If you are in either city, visit either park. Both have conservancies that now provide a lot of the back-end financing and volunteer work to keep the parks accessible year-round. Remember, it costs money to run a park and they deserve your support.

Forest Park, when the last leaves fall

I was unable to run last weekend, so I took a walk instead in my favorite place to enjoy trails: Portland’s Forest Park. Most of the seasonal color was already gone. A few remaining maples and other trees had some remaining leaves hanging, like forlorn orphans. The place looks more wide open now. You can see through the canopy. Today, when I did a run, nearly all of the leaves had fallen. It is a nice time of year and a great time to be in this park.

Click on each photo to see a larger picture on a separate picture page.

A final burst of color as the storms brew darkly

Today was one of those days when the weather prediction for showers not only proved 100 percent accurate, it forgot to include the hail.

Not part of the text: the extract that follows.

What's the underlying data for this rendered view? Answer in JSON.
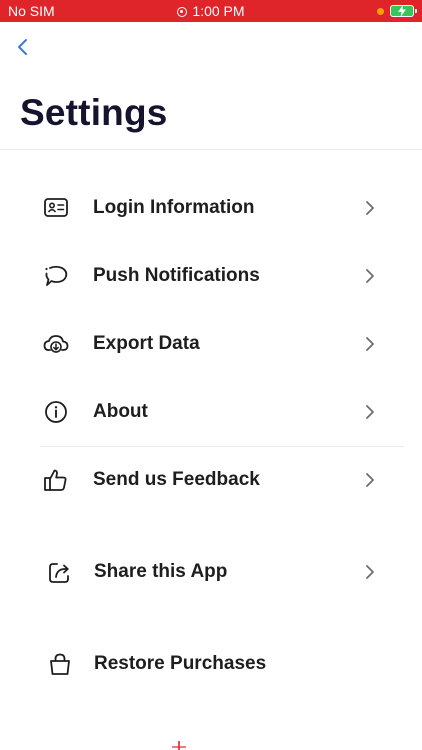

But in the Northwest in November, you can stay indoors, or just get wet and enjoy this transition period from fall to winter. Most of the leaves in Forest Park, in my home town of Portland, Oregon, have fallen. They covered the forest floor in a mosaic of brown, yellow, and red. It was too wet for me to try to use my tripod. So I just held my FujiPro camera as steady as I could and clicked the shutter. I got a couple of OK shots. It was fun to see the colors and the many smiling people outdoors enjoying the rain, hail, rain again, and breaks of calm.

Odd and scenic sights on the Forest Park Running Trail

I grew up in the St. Louis area. One of my favorite places remains Forest Park, perhaps one of the nation’s top tier public parks. It is both historic and beautiful as a natural place in an urban setting. There is a six-mile running trail that circles the outer edge of the park that takes one by a bird sanctuary, a golf course, the Jefferson Memorial Building dating from the 1904 World’s Fair, some artificial ponds where urban fisherman really do fish, and the St. Louis Science Center. The latter has a life-size diaroma model of a tyrannosaurus rex battling a triceratops, which were among my favorite critters growing up.

One of the oddest attractions is a monument to the Civil War veterans from the Confederacy, highlighting the city’s legacy as both a Southern and Northern community–a racial and sometimes divisive legacy that remains today, as seen recently in protests in Ferguson. There is also a competing statue nearby of German-American veterans of the Union Army from the Civil War. These are all visible from the running trail. I decided to photograph these sights today using my GoPro Camera to capture the scenes with a fish-eye view.